A while ago, I received a recipe-exchange request by e-mail from my dear friend Sarah. I haven't been able to reply yet (please forgive, I will...), but this morning I accidentally invented a new Tajik breakfast fare that is too good to be missed:

ingredients:
flour (I only had buckwheat flour - let me know your results with any other type)
eggs
milkpowder (Iluka had just drunk all the real milk)
water (I was lucky that morning...)
vegetable oil
sugar

Sounds like pancake mix?
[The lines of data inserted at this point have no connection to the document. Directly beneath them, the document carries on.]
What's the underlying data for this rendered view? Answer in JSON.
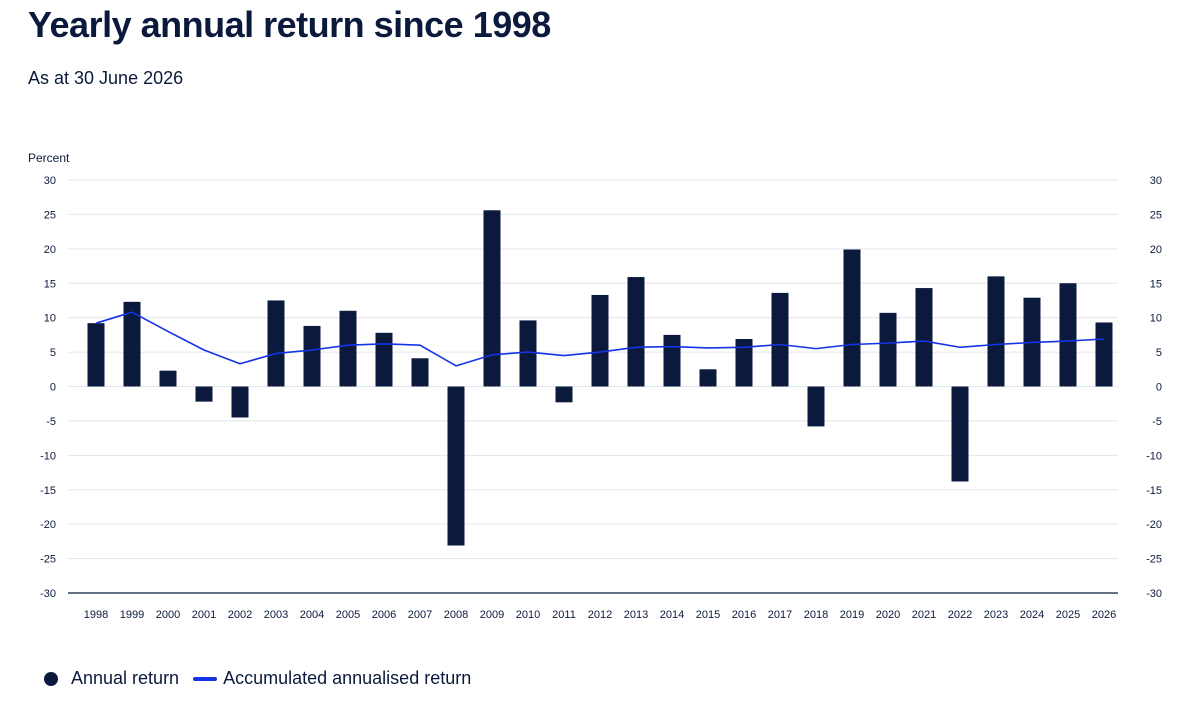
{
  "header": {
    "title": "Yearly annual return since 1998",
    "subtitle": "As at 30 June 2026"
  },
  "colors": {
    "bar": "#0b1a3c",
    "line": "#1433e6",
    "grid": "#e3e6ec",
    "axis": "#0b1a3c",
    "text": "#0b1a3c"
  },
  "chart_data": {
    "type": "bar",
    "ylabel": "Percent",
    "ylim": [
      -30,
      30
    ],
    "yticks": [
      30,
      25,
      20,
      15,
      10,
      5,
      0,
      -5,
      -10,
      -15,
      -20,
      -25,
      -30
    ],
    "grid": true,
    "legend_position": "bottom-left",
    "categories": [
      "1998",
      "1999",
      "2000",
      "2001",
      "2002",
      "2003",
      "2004",
      "2005",
      "2006",
      "2007",
      "2008",
      "2009",
      "2010",
      "2011",
      "2012",
      "2013",
      "2014",
      "2015",
      "2016",
      "2017",
      "2018",
      "2019",
      "2020",
      "2021",
      "2022",
      "2023",
      "2024",
      "2025",
      "2026"
    ],
    "series": [
      {
        "name": "Annual return",
        "type": "bar",
        "values": [
          9.2,
          12.3,
          2.3,
          -2.2,
          -4.5,
          12.5,
          8.8,
          11.0,
          7.8,
          4.1,
          -23.1,
          25.6,
          9.6,
          -2.3,
          13.3,
          15.9,
          7.5,
          2.5,
          6.9,
          13.6,
          -5.8,
          19.9,
          10.7,
          14.3,
          -13.8,
          16.0,
          12.9,
          15.0,
          9.3
        ]
      },
      {
        "name": "Accumulated annualised return",
        "type": "line",
        "values": [
          9.2,
          10.8,
          8.0,
          5.3,
          3.3,
          4.8,
          5.3,
          6.0,
          6.2,
          6.0,
          3.0,
          4.6,
          5.0,
          4.5,
          5.0,
          5.7,
          5.8,
          5.6,
          5.7,
          6.1,
          5.5,
          6.1,
          6.3,
          6.6,
          5.7,
          6.1,
          6.4,
          6.6,
          6.9
        ]
      }
    ]
  }
}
That's exactly what I was trying to achieve

1. Mix together 1/2 cup flour, 1 egg, some milk powder and a random amount of water

2. Heat up some oil in a pan

3. Pour a generous scoop of mixture in the center of the frying pan

4. Realize the oil is not hot enough (damn electric stoves!) and the mixture too thick

5. Enhance pancake mix by spontaneously adding another egg, some oil and more water

6. Scrape the first (test) pancake from the bottom of the pan and discard into garbage bin

7. Brush off any suspicion that pancake failure might not be blamed on the texture of the mixture (oh, nice - say this 10 times real fast...), but on the utensils (cheap metal pan with concave center)

8. Add more oil in the pan (wait longer this time) and add another scoop of mixture

9. Let it simmer for a bit, then carefully check with a scapula around the edges and try to remember all your pancake or crêpe flipping tricks

10. Realize that the center is stuck and that with the high rim of the pan there's no way to ever flip this pancake

11. Ponder over the problem for a minute, then opt to try for scrambled pancake, having the famous Austrian 'Kaiserschmarrn' in mind.
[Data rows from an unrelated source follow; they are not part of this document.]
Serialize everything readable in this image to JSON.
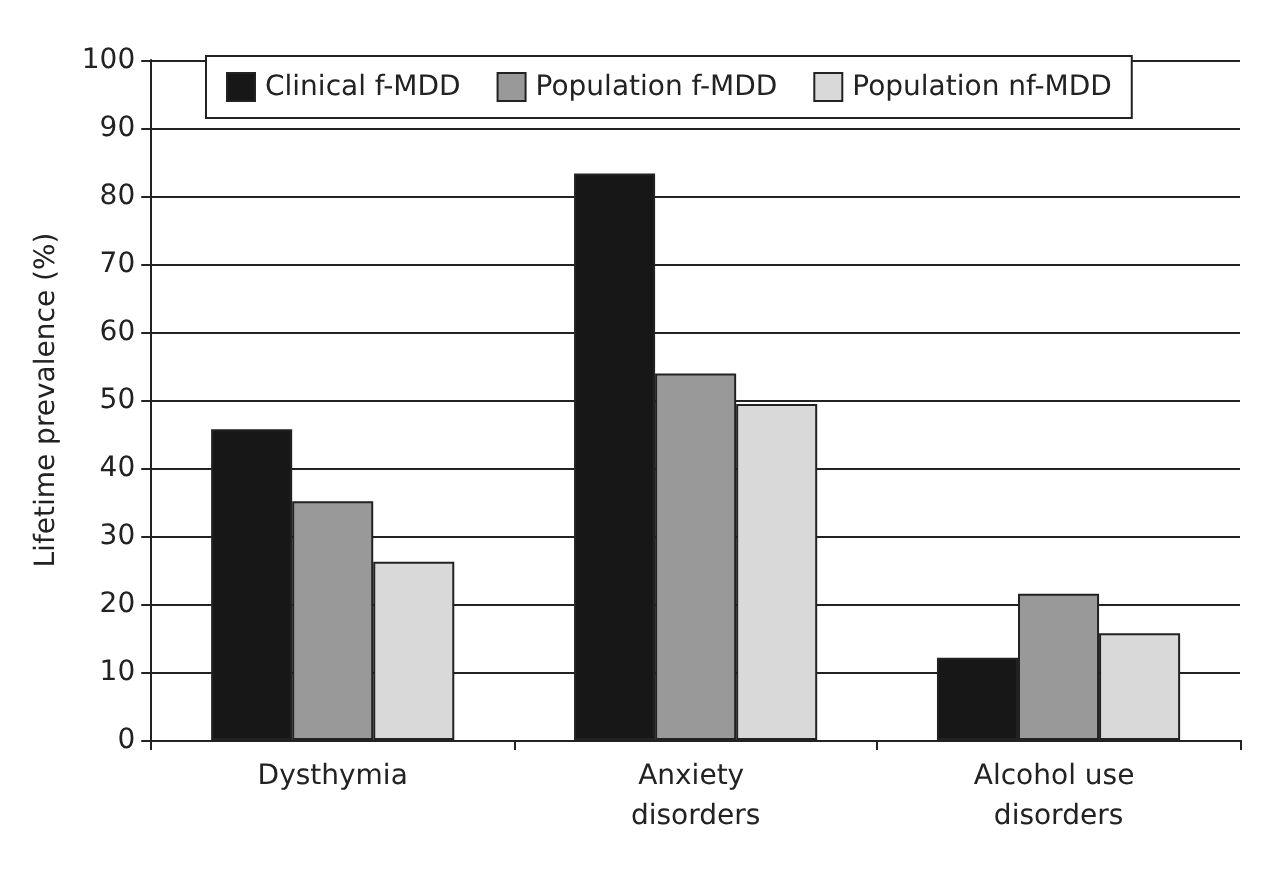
{
  "chart_data": {
    "type": "bar",
    "ylabel": "Lifetime prevalence (%)",
    "categories": [
      "Dysthymia",
      "Anxiety disorders",
      "Alcohol use disorders"
    ],
    "series": [
      {
        "name": "Clinical f-MDD",
        "color": "#171717",
        "values": [
          45.7,
          83.3,
          12.1
        ]
      },
      {
        "name": "Population f-MDD",
        "color": "#999999",
        "values": [
          35.1,
          53.9,
          21.5
        ]
      },
      {
        "name": "Population nf-MDD",
        "color": "#d9d9d9",
        "values": [
          26.2,
          49.4,
          15.7
        ]
      }
    ],
    "ylim": [
      0,
      100
    ],
    "yticks": [
      0,
      10,
      20,
      30,
      40,
      50,
      60,
      70,
      80,
      90,
      100
    ],
    "grid": "y",
    "legend": "top"
  }
}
12. Scramble and scrape away - don't let this sucker burn!

13. Maybe it's the buckwheat or the soggy mix... everything will turn into mud colored mush and stay that way

14. After another moment of reflection and determined not to let the pancake defeat you, add more oil and generous amounts of sugar

15. Disregard the appearance of your dish and proudly present to husband: "Look, I've made halva!"

Iluka: Yummm, encore?

6 comments:

Ed said...

I've passed the recipe on to Lulu, so you can expect to see that on the menu when you return. :p

Anonymous said...

TRY MAKING HALWA WITH SEMOLINA (AKA SUJI KA HALWA) OR EVEN ORANGE CARROTS (AKA KAJAR HALWA) AND MIX ALOT OF DRY FRUITS AND BROWN SUGAR IN IT !

SERIOUS SWEET STUFF !

Sarah said...

Hmm... popularity of dish related to "generous amounts of sugar" maybe?! :) sounds erm, lovely, nonetheless! xx

Anonymous said...

sugar as you like

Ed said...

Jacques, my friend, you need help...

jacques said...

I need new hairs, I feel so naked. Cook me breakfast please.